L’étatisme économique. C’est purement et simplement la continuité de la politique appliquée depuis l’Indépendance et qui a connu des variations mineures au fur et à mesure des changements de gouvernements. Les performances économiques médiocres de l’Algérie, sa vulnérabilité, sa prédisposition à la corruption sont le produit de la gestion centralisée de l’Etat. L’Etat social qui dispose forcément des leviers économiques a été une “constante” des gouvernements algériens.

Pour tout observateur impartial, les chiffres sont disponibles dans les budgets et les lois des finances. Grâce à un baril de pétrole à plus de 120 dollars, le régime de Bouteflika a pratiqué une politique sociale généreuse. Ses prédécesseurs n’ont pas été en reste. L’idée que les pouvoirs algériens ont pratiqué une politique en faveur des seules couches aisées est fausse même si le spectacle offert par les comparutions et arrestations de ces dernières semaines laisse une image de dilapidation généralisée des ressources du pays. Les couches populaires ont largement bénéficié d’une politique sociale démagogique encourageant le parasitisme. Le gaspillage des ressources est inhérent à l’économie d’Etat. La prédominance de la politique sur l’économie empêche une allocation adéquate des ressources. Les préoccupations clientélistes du personnel politique, l’affairisme de connivence sont la conséquence de la domination de l’Etat sur l’économie.

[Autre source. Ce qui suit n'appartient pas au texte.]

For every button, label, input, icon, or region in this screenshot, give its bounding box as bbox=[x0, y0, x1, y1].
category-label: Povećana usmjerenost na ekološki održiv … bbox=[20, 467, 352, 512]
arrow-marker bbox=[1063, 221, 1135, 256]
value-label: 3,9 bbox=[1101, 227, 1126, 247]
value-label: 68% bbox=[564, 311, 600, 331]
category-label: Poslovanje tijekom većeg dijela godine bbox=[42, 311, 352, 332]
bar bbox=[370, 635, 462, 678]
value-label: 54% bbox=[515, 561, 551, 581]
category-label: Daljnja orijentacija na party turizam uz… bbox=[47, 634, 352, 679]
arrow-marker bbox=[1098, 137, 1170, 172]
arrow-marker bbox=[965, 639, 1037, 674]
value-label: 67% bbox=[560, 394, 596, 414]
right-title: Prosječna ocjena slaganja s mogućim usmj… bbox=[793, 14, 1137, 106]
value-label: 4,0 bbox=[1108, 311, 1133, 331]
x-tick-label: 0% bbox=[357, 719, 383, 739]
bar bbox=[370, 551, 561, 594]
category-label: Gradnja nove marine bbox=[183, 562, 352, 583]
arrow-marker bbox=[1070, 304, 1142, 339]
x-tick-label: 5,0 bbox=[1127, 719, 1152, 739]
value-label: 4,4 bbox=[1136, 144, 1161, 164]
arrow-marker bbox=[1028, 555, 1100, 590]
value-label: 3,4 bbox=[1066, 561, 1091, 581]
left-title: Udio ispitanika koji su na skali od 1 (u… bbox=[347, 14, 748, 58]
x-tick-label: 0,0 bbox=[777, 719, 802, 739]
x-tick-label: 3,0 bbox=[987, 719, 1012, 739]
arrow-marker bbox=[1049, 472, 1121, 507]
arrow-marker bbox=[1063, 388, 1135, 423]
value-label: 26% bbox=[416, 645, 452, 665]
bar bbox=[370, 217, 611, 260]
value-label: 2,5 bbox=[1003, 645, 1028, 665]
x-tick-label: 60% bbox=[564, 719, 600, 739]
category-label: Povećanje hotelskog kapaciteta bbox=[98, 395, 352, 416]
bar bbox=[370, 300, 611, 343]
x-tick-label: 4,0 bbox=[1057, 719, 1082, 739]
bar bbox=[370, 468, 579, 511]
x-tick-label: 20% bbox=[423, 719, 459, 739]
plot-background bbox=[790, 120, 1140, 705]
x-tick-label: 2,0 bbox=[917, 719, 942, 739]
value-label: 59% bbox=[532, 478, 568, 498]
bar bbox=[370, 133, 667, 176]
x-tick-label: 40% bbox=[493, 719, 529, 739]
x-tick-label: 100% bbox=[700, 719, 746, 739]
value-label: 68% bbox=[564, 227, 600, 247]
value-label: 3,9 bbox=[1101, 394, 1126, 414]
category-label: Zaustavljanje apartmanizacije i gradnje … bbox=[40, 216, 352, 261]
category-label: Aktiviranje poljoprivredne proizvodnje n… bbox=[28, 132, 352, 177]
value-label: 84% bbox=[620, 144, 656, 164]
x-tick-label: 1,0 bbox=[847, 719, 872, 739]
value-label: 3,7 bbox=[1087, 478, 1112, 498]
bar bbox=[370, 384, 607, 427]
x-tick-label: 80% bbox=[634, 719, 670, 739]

A l’inverse et malgré ses limites, l’économie de marché continue à faire la preuve de sa supériorité dans la régulation de l’économie. Même la Chine communiste s’y est ralliée et enregistre des résultats économiques et sociaux remarquables. L’Etat doit se limiter à faire respecter la concurrence et à pourvoir aux besoins communs que la concurrence ne peut prendre en charge. La surenchère sociale et souverainiste affichée dans la déclaration disqualifie les “forces de l’alternative démocratique” dans l’objectif de redressement économique du pays. C’est par la mobilisation de l’épargne et par l’investissement que pourra s’opérer ce redressement.

Pour cela, la liberté économique et l’ensemble des autres libertés individuelles susciteront la prise de risques et les efforts nécessaires, libéreront les énergies et capacités d’innovation de la jeunesse notamment. Clamer des objectifs sociaux irréalistes et le maintien de l’économie d’Etat, c’est compter sur un surenchérissement du baril de pétrole alors que l’Algérie a besoin d’un développement économique diversifié et compétitif, source de production de richesses et condition d’une politique sociale durable. Pour cela, il faut libérer l’économie de la main mise incompétente et gaspilleuse de l’Etat.

Les promesses nées du Mouvement populaire du 22 Février appellent à l’émergence de forces politiques novatrices.